Business Continuity Depends on More Than Technology. It Depends on People.
June 18th, 2026 by Roger Wentowski
When businesses think about continuity, technology usually gets the spotlight first. Backups. Internet redundancy. Cybersecurity. Hardware. All of them are important.
But continuity can break down just as quickly through people and process failures.
Years ago, both our Owner and President attended a conference together. Authority had been delegated, and both remained reachable, so on paper, everything looked fine. The business kept moving... until it didn’t.
Our issue was accounts payable.
We needed a lift rental, but the rental company had not received our previous payment, and we landed in a credit hold. Normally frustrating, but manageable, right?
Not quite.
At that time, our only two authorized check signers were across the country. The rental company would not accept credit card payments. Today, that problem may look a little different, though anyone paying a 3.5% surcharge on a $7,000 rental knows “different” does not always mean “better.”

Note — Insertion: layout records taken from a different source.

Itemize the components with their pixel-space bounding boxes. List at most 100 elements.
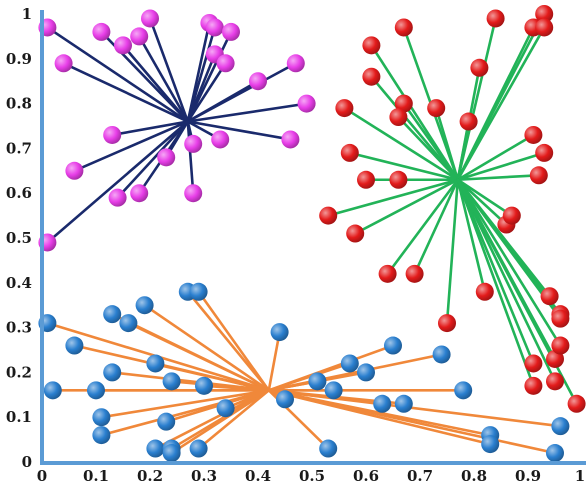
- cluster-1-link-25: [456, 151, 546, 182]
- cluster-0-point-18: [103, 125, 122, 144]
- cluster-1-point-23: [535, 18, 554, 37]
- cluster-1-point-7: [427, 99, 446, 118]
- cluster-2-point-22: [276, 390, 294, 409]
- cluster-0-link-19: [73, 120, 190, 173]
- cluster-1-link-24: [456, 133, 535, 182]
- cluster-0-link-9: [186, 53, 217, 123]
- cluster-1-point-20: [502, 206, 521, 225]
- cluster-2-point-11: [162, 372, 181, 391]
- y-tick-label-9: 0.9: [6, 50, 32, 68]
- cluster-0-link-23: [46, 120, 190, 244]
- cluster-2-point-7: [43, 381, 62, 400]
- cluster-0-point-12: [286, 54, 305, 73]
- cluster-1-point-10: [340, 143, 359, 162]
- cluster-0-point-16: [184, 134, 203, 153]
- cluster-0-link-20: [116, 120, 190, 199]
- cluster-2-point-35: [546, 444, 564, 463]
- cluster-0-point-20: [108, 188, 127, 207]
- cluster-2-link-36: [267, 389, 562, 428]
- cluster-2-link-21: [267, 330, 281, 392]
- cluster-2-point-6: [189, 282, 208, 301]
- cluster-2-point-23: [308, 372, 327, 391]
- cluster-0-point-10: [216, 54, 235, 73]
- cluster-1-point-32: [551, 336, 570, 355]
- cluster-0-point-17: [157, 148, 176, 167]
- cluster-1-link-8: [456, 120, 470, 182]
- cluster-0-link-3: [121, 44, 190, 123]
- cluster-1-point-11: [357, 170, 375, 189]
- cluster-1-link-13: [326, 178, 460, 217]
- cluster-2-point-28: [432, 345, 451, 364]
- cluster-1-link-5: [402, 102, 460, 182]
- y-tick-label-8: 0.8: [6, 95, 32, 113]
- x-tick-label-10: 1: [575, 467, 585, 485]
- cluster-1-point-12: [389, 170, 408, 189]
- cluster-1-link-9: [343, 106, 460, 182]
- cluster-1-point-16: [405, 264, 424, 283]
- cluster-1-link-26: [456, 173, 541, 182]
- cluster-0-link-18: [110, 120, 190, 137]
- cluster-1-link-7: [434, 106, 460, 182]
- cluster-2-point-10: [146, 354, 165, 373]
- cluster-2-point-3: [119, 314, 138, 333]
- y-tick-label-6: 0.6: [6, 184, 32, 202]
- cluster-1-point-3: [470, 58, 489, 77]
- x-tick-label-2: 0.2: [137, 467, 163, 485]
- cluster-2-point-21: [270, 323, 289, 342]
- cluster-0-point-21: [130, 184, 149, 203]
- cluster-0-point-4: [130, 27, 149, 46]
- cluster-1-point-30: [524, 354, 543, 373]
- cluster-1-point-22: [535, 5, 554, 23]
- cluster-0-point-1: [54, 54, 73, 73]
- cluster-2-link-5: [186, 290, 271, 392]
- cluster-2-link-28: [267, 353, 443, 392]
- cluster-2-point-1: [65, 336, 84, 355]
- cluster-1-point-26: [529, 166, 548, 185]
- y-tick-label-10: 1: [22, 5, 32, 23]
- cluster-1-link-4: [370, 75, 460, 182]
- cluster-0-point-14: [281, 130, 300, 149]
- cluster-2-point-25: [340, 354, 359, 373]
- cluster-1-point-13: [319, 206, 338, 225]
- cluster-0-point-2: [92, 22, 111, 41]
- cluster-0-link-5: [148, 17, 190, 123]
- cluster-1-link-17: [445, 178, 460, 325]
- cluster-0-link-13: [186, 102, 308, 123]
- cluster-1-point-17: [438, 314, 456, 333]
- cluster-1-point-2: [486, 9, 505, 28]
- cluster-1-point-8: [459, 112, 478, 131]
- cluster-2-point-19: [189, 439, 208, 458]
- y-tick-label-1: 0.1: [6, 408, 32, 426]
- cluster-1-point-0: [362, 36, 381, 55]
- cluster-1-point-33: [524, 376, 543, 395]
- cluster-0-link-1: [62, 61, 190, 123]
- cluster-2-link-12: [202, 384, 271, 392]
- cluster-0-point-5: [141, 9, 159, 28]
- cluster-2-link-27: [267, 344, 395, 392]
- cluster-1-link-32: [456, 178, 562, 347]
- x-tick-label-9: 0.9: [515, 467, 541, 485]
- y-tick-label-3: 0.3: [6, 319, 32, 337]
- cluster-2-point-36: [551, 417, 570, 436]
- cluster-1-point-6: [389, 108, 408, 127]
- connector-lines: [46, 12, 578, 455]
- cluster-1-link-10: [348, 151, 460, 182]
- cluster-2-link-6: [197, 290, 271, 392]
- cluster-1-point-24: [524, 125, 543, 144]
- cluster-0-link-4: [137, 35, 190, 123]
- cluster-2-point-29: [373, 394, 392, 413]
- cluster-0-link-22: [186, 120, 195, 195]
- cluster-2-point-13: [92, 408, 111, 427]
- cluster-2-point-30: [394, 394, 413, 413]
- cluster-2-point-9: [103, 363, 122, 382]
- cluster-1-link-14: [353, 178, 460, 235]
- y-tick-label-5: 0.5: [6, 229, 32, 247]
- cluster-2-point-24: [324, 381, 343, 400]
- cluster-1-point-27: [540, 287, 559, 306]
- cluster-0-point-13: [297, 94, 316, 113]
- cluster-1-point-1: [394, 18, 413, 37]
- cluster-1-point-18: [475, 282, 494, 301]
- cluster-1-point-15: [378, 264, 397, 283]
- cluster-1-point-35: [567, 394, 586, 413]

For a period of time, a very real operational bottleneck developed, not because leadership disappeared, but because a critical process lacked enough flexibility to function smoothly without the right people physically available.
That lesson sticks.
Business continuity is not just about systems staying online. It is about ensuring key business functions can continue when specific people are unavailable, traveling, sick, unreachable, or gone altogether.
Who can approve payments? Who controls payroll? Who manages vendors? Who handles customer escalations? Who has operational authority when primary leadership steps away?

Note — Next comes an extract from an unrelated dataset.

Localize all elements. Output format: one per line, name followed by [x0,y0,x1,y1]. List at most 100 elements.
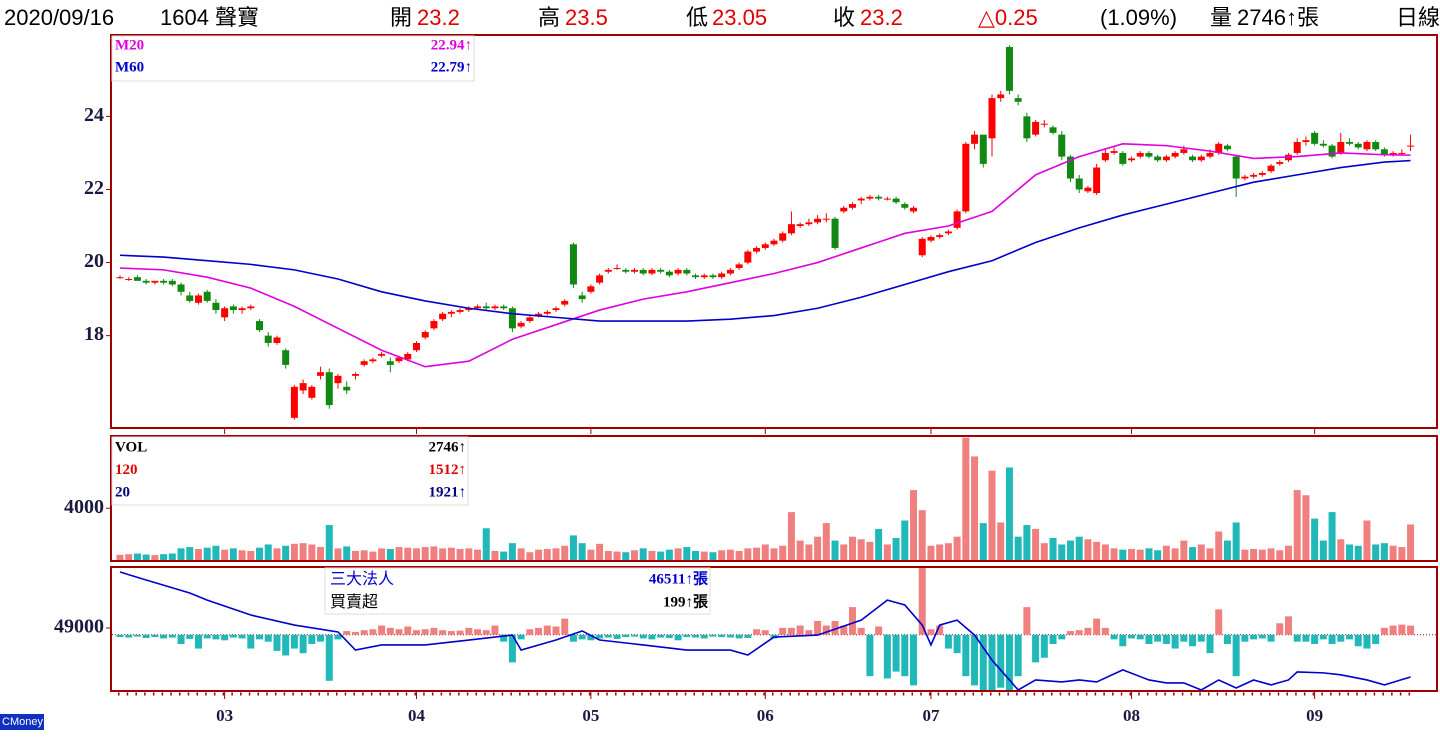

Single points of failure do not only exist in servers or networks. They exist in org charts too.
A continuity plan should include:
- Delegated authority
- Backup approvers
- Cross-training
- Financial controls with flexibility
- Emergency operational procedures
- Clear decision-making chains
Businesses often assume temporary absences will not create serious disruption until they do.
Having the right pieces in place ensures those left holding down the fort can keep it running. Because sometimes continuity has less to do with surviving a catastrophe and more to do with surviving Tuesday.